A Minneapolis Estate Planning and Probate Lawyer Explains the Power of Owning Property as Joint Tenants
One of the numerous ways in which you may transfer real property, or real estate, and avoid probate is through owning the property in joint tenancy.
Minnesota has two types of real estate ownership where there are multiple owners.
- Tenants in Common. In this form of ownership, the parties each own a distinct percentage of the total ownership in the property. It may, or may not, be an equal percentage. For example, a brother and sister may inherit an interest in the family cabin and take ownership at 50/50. Alternatively, that brother and sister may buy a rental property where the brother put up 30% of the purchase price so they will own it 30/70. Under Tenants in Common ownership, if the brother dies, his percentage will transfer to his heirs through probate.
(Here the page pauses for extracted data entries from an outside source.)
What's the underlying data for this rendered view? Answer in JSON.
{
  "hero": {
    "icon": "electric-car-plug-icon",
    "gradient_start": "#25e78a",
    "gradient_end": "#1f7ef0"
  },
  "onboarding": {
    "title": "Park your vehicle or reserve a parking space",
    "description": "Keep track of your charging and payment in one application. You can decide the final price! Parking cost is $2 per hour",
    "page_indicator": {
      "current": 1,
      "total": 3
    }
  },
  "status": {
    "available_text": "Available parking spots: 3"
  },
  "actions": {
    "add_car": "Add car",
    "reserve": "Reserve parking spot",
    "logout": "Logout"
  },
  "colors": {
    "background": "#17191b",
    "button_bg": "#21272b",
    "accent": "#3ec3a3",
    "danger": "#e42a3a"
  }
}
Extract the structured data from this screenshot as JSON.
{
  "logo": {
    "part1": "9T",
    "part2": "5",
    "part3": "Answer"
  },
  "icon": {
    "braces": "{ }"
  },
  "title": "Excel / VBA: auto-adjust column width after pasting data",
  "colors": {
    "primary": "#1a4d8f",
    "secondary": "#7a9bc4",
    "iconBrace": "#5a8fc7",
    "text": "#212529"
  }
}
- Joint Tenancy. In this form, the parties have an undivided interest of the total ownership of the property that is an equal percentage. In this case, both brother and sister each own 100% of the total property. This may seem like a minor distinction, but it has a big effect. Unlike in the scenario above, in this form of ownership, when the brother dies, his share automatically goes to his sister without the probate process. An important note, the deed must specifically state that the property is owned joint tenants or it will default to tenants in common.
If you own property with another person, review your deed to find out the type of ownership you actually have. If the deed does not state "joint tenancy", you are owners as tenants in common and your share will NOT automatically go to the survivor but will go through probate at your death. If you would like to make a change, contact a licensed attorney to execute and record a deed that states you own the property as joint tenants.
As noted in a prior post, I meet with many clients after the death of one of the owners of a home/cabin who were sure the property was owned as joint tenants but when I conduct a search, we discover that it only by the deceased alone OR as tenants in common. At this point, we have no choice but to open a probate. Avoid this costly process with a simple fix now.